The largest data breach in history, courtesy of Yahoo, compromised three billion accounts. Yahoo is also responsible for the second-largest breach, thought to have impacted 500 million users.
These soaring numbers make it easy to become desensitised, allowing us to forget that behind the figures are real people, with important, sensitive, often critical data, which is suddenly exposed and free for the taking. With each headline-hitting breach, it’s worth considering that there’s always key lessons to be learned.
For the likes of Yahoo and others such as Uber and Bupa that suffered significant breaches last year, we witnessed an interesting trend. Hackers were found to be breaching user accounts, not necessarily with a goal of infiltrating corporate applications and databases, but to gain access to highly sensitive data residing in email and other unstructured file stores.
Think about all the highly sensitive files that could be associated with just one breached account: tax or financial statements, personal healthcare data, even banking or credit card information.
Not surprisingly, this is the type of information that hackers are after today: sensitive data that is ripe for the picking. With analysts estimating that unstructured data (emails, PDFs and other files that exist outside application or database boundaries) comprises 80% of all enterprise data today, this is a significant challenge for companies.
Particularly for those who lack adequate visibility into their stored data.

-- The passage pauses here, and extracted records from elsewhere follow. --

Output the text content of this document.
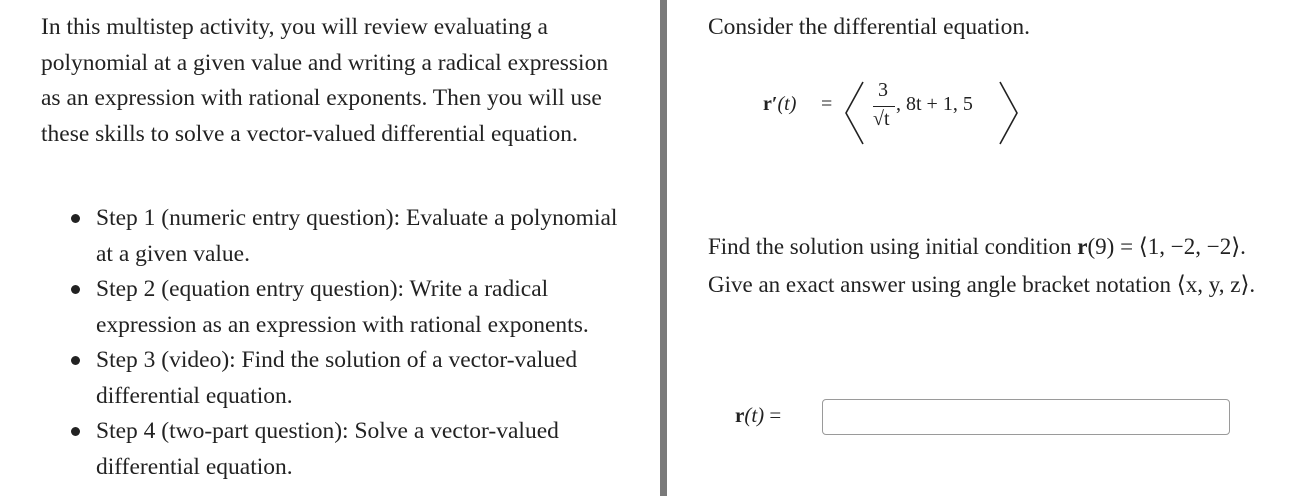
In this multistep activity, you will review evaluating a polynomial at a given value and writing a radical expression as an expression with rational exponents. Then you will use these skills to solve a vector-valued differential equation.

Step 1 (numeric entry question): Evaluate a polynomial at a given value.
Step 2 (equation entry question): Write a radical expression as an expression with rational exponents.
Step 3 (video): Find the solution of a vector-valued differential equation.
Step 4 (two-part question): Solve a vector-valued differential equation.

Consider the differential equation.

r′(t) =
3
√t
, 8t + 1, 5

Find the solution using initial condition r(9) = ⟨1, −2, −2⟩.
Give an exact answer using angle bracket notation ⟨x, y, z⟩.

r(t) =
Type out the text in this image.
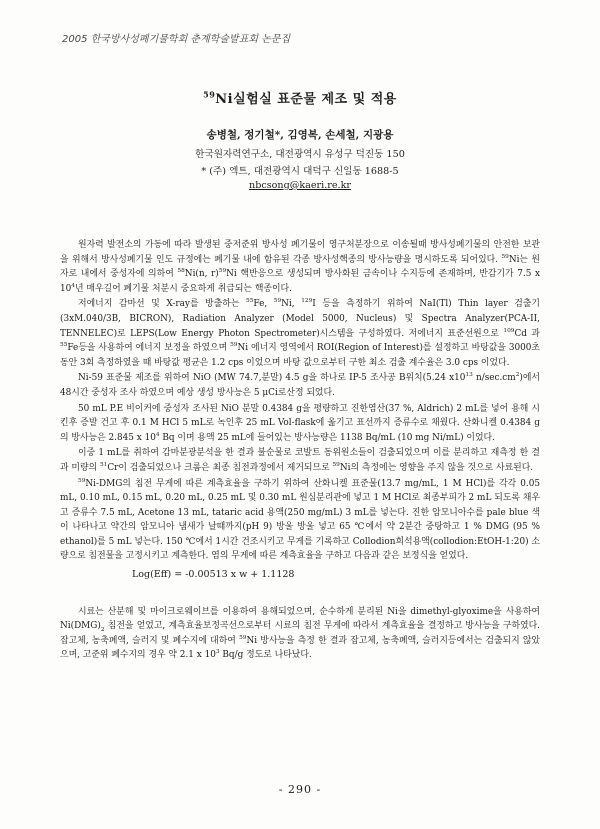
2005 한국방사성폐기물학회 춘계학술발표회 논문집
$^{59}$Ni실험실 표준물 제조 및 적용
송병철, 정기철*, 김영복, 손세철, 지광용
한국원자력연구소, 대전광역시 유성구 덕진동 150
* (주) 엑트, 대전광역시 대덕구 신일동 1688-5
nbcsong@kaeri.re.kr

원자력 발전소의 가동에 따라 발생된 중저준위 방사성 폐기물이 영구처분장으로 이송될때 방사성폐기물의 안전한 보관을 위해서 방사성폐기물 인도 규정에는 폐기물 내에 함유된 각종 방사성핵종의 방사능량을 명시하도록 되어있다. $^{59}$Ni는 원자로 내에서 중성자에 의하여 $^{58}$Ni(n, r)$^{59}$Ni 핵반응으로 생성되며 방사화된 금속이나 수지등에 존재하며, 반감기가 7.5 x $10^4$년 매우길어 폐기물 처분시 중요하게 취급되는 핵종이다.

저에너지 감마선 및 X-ray를 방출하는 $^{55}$Fe, $^{59}$Ni, $^{129}$I 등을 측정하기 위하여 NaI(Tl) Thin layer 검출기(3xM.040/3B, BICRON), Radiation Analyzer (Model 5000, Nucleus) 및 Spectra Analyzer(PCA-II, TENNELEC)로 LEPS(Low Energy Photon Spectrometer)시스템을 구성하였다. 저에너지 표준선원으로 $^{109}$Cd 과 $^{55}$Fe등을 사용하여 에너지 보정을 하였으며 $^{59}$Ni 에너지 영역에서 ROI(Region of Interest)를 설정하고 바탕값을 3000초 동안 3회 측정하였을 때 바탕값 평균은 1.2 cps 이었으며 바탕 값으로부터 구한 최소 검출 계수율은 3.0 cps 이었다.

Ni-59 표준물 제조를 위하여 NiO (MW 74.7,분말) 4.5 g을 하나로 IP-5 조사공 B위치(5.24 $x10^{13}$ $n/\sec.cm^2$)에서 48시간 중성자 조사 하였으며 예상 생성 방사능은 5 μCi로산정 되었다.

50 mL P.E 비이커에 중성자 조사된 NiO 분말 0.4384 g을 평량하고 진한염산(37 %, Aldrich) 2 mL를 넣어 용해 시킨후 증발 건고 후 0.1 M HCl 5 mL로 녹인후 25 mL Vol-flask에 옮기고 표선까지 증류수로 채웠다. 산화니켈 0.4384 g의 방사능은 2.845 x $10^4$ Bq 이며 용액 25 mL에 들어있는 방사능량은 1138 Bq/mL (10 mg Ni/mL) 이었다.

이중 1 mL를 취하여 감마분광분석을 한 결과 불순물로 코발트 동위원소들이 검출되었으며 이를 분리하고 재측정 한 결과 미량의 $^{51}$Cr이 검출되었으나 크롬은 최종 침전과정에서 제거되므로 $^{59}$Ni의 측정에는 영향을 주지 않을 것으로 사료된다.

$^{59}$Ni-DMG의 침전 무게에 따른 계측효율을 구하기 위하여 산화니켈 표준물(13.7 mg/mL, 1 M HCl)를 각각 0.05 mL, 0.10 mL, 0.15 mL, 0.20 mL, 0.25 mL 및 0.30 mL 원심분리관에 넣고 1 M HCl로 최종부피가 2 mL 되도록 채우고 증류수 7.5 mL, Acetone 13 mL, tataric acid 용액(250 mg/mL) 3 mL를 넣는다. 진한 암모니아수를 pale blue 색이 나타나고 약간의 암모니아 냄새가 날때까지(pH 9) 방울 방울 넣고 65 ℃에서 약 2분간 중탕하고 1 % DMG (95 % ethanol)를 5 mL 넣는다. 150 ℃에서 1시간 건조시키고 무게를 기록하고 Collodion희석용액(collodion:EtOH-1:20) 소량으로 침전물을 고정시키고 계측한다. 염의 무게에 따른 계측효율을 구하고 다음과 같은 보정식을 얻었다.

Log(Eff) = -0.00513 x w + 1.1128

시료는 산분해 및 마이크로웨이브를 이용하여 용해되었으며, 순수하게 분리된 Ni을 dimethyl-glyoxime을 사용하여 $Ni(DMG)_2$ 침전을 얻었고, 계측효율보정곡선으로부터 시료의 침전 무게에 따라서 계측효율을 결정하고 방사능을 구하였다. 잡고체, 농축폐액, 슬러지 및 폐수지에 대하여 $^{59}$Ni 방사능을 측정 한 결과 잡고체, 농축폐액, 슬러지등에서는 검출되지 않았으며, 고준위 폐수지의 경우 약 2.1 x $10^3$ Bq/g 정도로 나타났다.

- 290 -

Not only do companies struggle to understand what data exists in these unstructured data stores but, because hackers often steal copies, it’s sometimes impossible to know what data was even taken. And even if you identify and stop an attack, the data is still in the hands of the bad guys.
What does this mean for companies in 2018? First, we can expect to see the trend continue with even more attacks targeting data stored in an unstructured format. To counter that, it is critical that enterprises recognise that identity governance is a key point for securing data stored both in corporate systems and in unstructured portals, emails and files shares.
Understanding who has access to what data and how they are using it is critical. With the right visibility into and control over unstructured data and who has access to it, enterprises can get ahead of the bad guys.
By extending their identity governance program to unstructured data, IT and security groups gain this much-needed visibility. This concept of protecting unstructured data is key because this is what hackers are targeting more often.
With this greater visibility, the prevention, detection and containment of a data breach becomes not only possible, but a reality allowing for faster and more accurate decision making, minimising the impact of the breach before it reaches hundreds, millions, and in some unfortunate cases, billions of users.